Can gentle parenting align with Filipino tradition?
Because Filipinos tend to gravitate towards certain values, we asked if a gentle parenting style can work with traditional Filipino values.
“I think many of the parents today may have grown up in a more traditional environment where parents from the previous generations would mainly establish authority over children. There were also many dos and don’ts for kids back then and discipline was established in a more traditional manner such as spanking and time-outs. That being said, I think the traditional approach is very different from gentle parenting. Also because times are changing. Parenting children in a digital age means responding to different circumstances and needs, which leads us now to gentle parenting.”
“Unlike the more traditional approach, gentle parenting allows the adult and the child to become equals and partners. Parents take on a humble role of creating a safe space for the child—a space where the child will feel that his thoughts and feelings are heard and valued. Parents create a positive bonding experience with the child and become a support system. This kind of positive interaction becomes the child’s basis for future relationships and interactions in life.”
“While traditional Filipino family values and parenting styles have evolved and continue to evolve from one generation to another, I believe the values of respect, pakikisama, and love for family are upheld across generations.”
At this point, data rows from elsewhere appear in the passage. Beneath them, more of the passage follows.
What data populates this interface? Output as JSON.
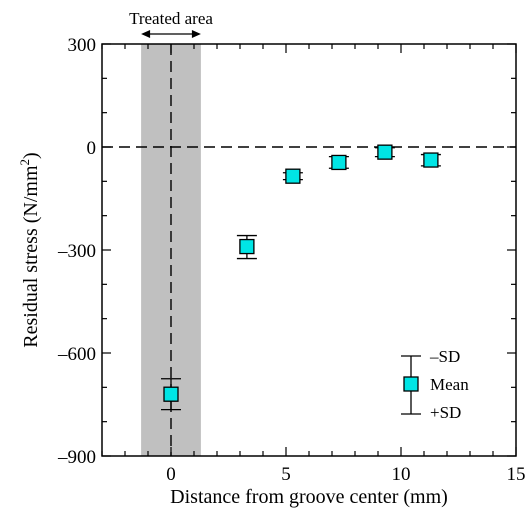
{
  "chart_data": {
    "type": "scatter",
    "xlabel": "Distance from groove center  (mm)",
    "ylabel_main": "Residual stress  (N/mm",
    "ylabel_sup": "2",
    "ylabel_end": ")",
    "xlim": [
      -3,
      15
    ],
    "ylim": [
      -900,
      300
    ],
    "xticks": [
      0,
      5,
      10,
      15
    ],
    "yticks": [
      -900,
      -600,
      -300,
      0,
      300
    ],
    "ytick_labels": [
      "–900",
      "–600",
      "–300",
      "0",
      "300"
    ],
    "treated_area": {
      "label": "Treated area",
      "x_range": [
        -1.3,
        1.3
      ]
    },
    "reference_lines": {
      "horizontal_y": 0,
      "vertical_x": 0
    },
    "series": [
      {
        "x": [
          0,
          3.3,
          5.3,
          7.3,
          9.3,
          11.3
        ],
        "mean": [
          -720,
          -290,
          -85,
          -45,
          -15,
          -38
        ],
        "minus_sd": [
          -765,
          -325,
          -95,
          -62,
          -28,
          -55
        ],
        "plus_sd": [
          -675,
          -258,
          -75,
          -28,
          -2,
          -22
        ]
      }
    ],
    "legend": {
      "minus_sd": "–SD",
      "mean": "Mean",
      "plus_sd": "+SD",
      "placement": "bottom-right"
    },
    "colors": {
      "marker_fill": "#00e5e5",
      "treated_fill": "#c0c0c0",
      "ink": "#000000"
    }
  }
}
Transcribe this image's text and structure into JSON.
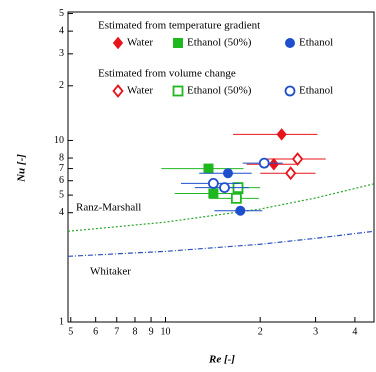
{
  "chart_data": {
    "type": "scatter",
    "x_label": "Re [-]",
    "y_label": "Nu [-]",
    "log_x": true,
    "log_y": true,
    "xlim": [
      4.9,
      46
    ],
    "ylim": [
      1,
      51
    ],
    "xticks": [
      5,
      6,
      7,
      8,
      9,
      10,
      {
        "value": 20,
        "label": "2"
      },
      {
        "value": 30,
        "label": "3"
      },
      {
        "value": 40,
        "label": "4"
      }
    ],
    "yticks": [
      1,
      4,
      5,
      6,
      7,
      8,
      10,
      {
        "value": 20,
        "label": "2"
      },
      {
        "value": 30,
        "label": "3"
      },
      {
        "value": 40,
        "label": "4"
      },
      {
        "value": 50,
        "label": "5"
      }
    ],
    "legend_groups": [
      "Estimated from temperature gradient",
      "Estimated from volume change"
    ],
    "series": [
      {
        "name": "Water",
        "group": 0,
        "marker": "diamond",
        "filled": true,
        "color": "#e8141c",
        "x": [
          23.4,
          22.1
        ],
        "y": [
          10.8,
          7.4
        ],
        "xerr": [
          7,
          4
        ]
      },
      {
        "name": "Ethanol (50%)",
        "group": 0,
        "marker": "square",
        "filled": true,
        "color": "#1fb81f",
        "x": [
          13.7,
          14.2
        ],
        "y": [
          7.0,
          5.1
        ],
        "xerr": [
          4,
          3.5
        ]
      },
      {
        "name": "Ethanol",
        "group": 0,
        "marker": "circle",
        "filled": true,
        "color": "#1f4fcc",
        "x": [
          15.8,
          17.3
        ],
        "y": [
          6.6,
          4.1
        ],
        "xerr": [
          3,
          3
        ]
      },
      {
        "name": "Water",
        "group": 1,
        "marker": "diamond",
        "filled": false,
        "color": "#e8141c",
        "x": [
          26.3,
          25.0
        ],
        "y": [
          7.9,
          6.6
        ],
        "xerr": [
          6,
          5
        ]
      },
      {
        "name": "Ethanol (50%)",
        "group": 1,
        "marker": "square",
        "filled": false,
        "color": "#1fb81f",
        "x": [
          17.0,
          16.8
        ],
        "y": [
          5.5,
          4.8
        ],
        "xerr": [
          3,
          3
        ]
      },
      {
        "name": "Ethanol",
        "group": 1,
        "marker": "circle",
        "filled": false,
        "color": "#1f4fcc",
        "x": [
          20.6,
          14.2,
          15.4
        ],
        "y": [
          7.5,
          5.8,
          5.5
        ],
        "xerr": [
          3,
          3,
          3
        ]
      }
    ],
    "curves": [
      {
        "name": "Ranz-Marshall",
        "color": "#2aa52a",
        "dash": "dotted",
        "x": [
          4.9,
          10,
          20,
          30,
          46
        ],
        "y": [
          3.16,
          3.55,
          4.19,
          4.82,
          5.77
        ]
      },
      {
        "name": "Whitaker",
        "color": "#2a4fc0",
        "dash": "dashdot",
        "x": [
          4.9,
          10,
          20,
          30,
          46
        ],
        "y": [
          2.3,
          2.45,
          2.68,
          2.89,
          3.16
        ]
      }
    ]
  }
}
Does gentle parenting work on all kids?
“This parenting style will work on all kinds of kids because all children naturally seek love and connection with their loved ones. If both parents respect the child’s needs, validate his feelings, and provide opportunities for growth, then the child will reap the beautiful benefits of gentle parenting and carry that with him as he grows old.”
However, Bloss shares that there are some factors that may impede the effects of gentle parenting. Gentle parenting will not be as effective if:
- Parents are not open to unlearning and letting go of preconceived judgments and biases
- Learning opportunities are taken away from the child (e.g. parents make things too convenient for the child or do not let the child struggle on his own)
- Not all adults in the household are using the same approach
Is it too late to start gentle parenting if the child is older?
“I think it’s never too late to change parenting styles if parents are open to adapting to it. A new approach will have a better chance of working if it’s done with consistency and patience. If something does not work, I usually advise parents not to give up right away. Regardless of the child’s age, you need to give it time. You need to sow the seeds for gentle parenting first then allow it to bloom over time.”
“It’s also important to communicate the changes with the child. Clearly communicating with the child avoids confusion and sets up a partnership between the parent and child.”
Gentle Parenting and Filipino Tradition
For those who want to try out gentle parenting despite growing up with conservative Filipino traditions, Bloss advises staying humble and patient. “Gentle parenting is harder to practice during difficult situations. During these times, you can take a step back and ask yourself, ‘Will this make my child feel loved?’ At the end of the day, children may not remember what you said or did, but they will always remember how you made them feel.”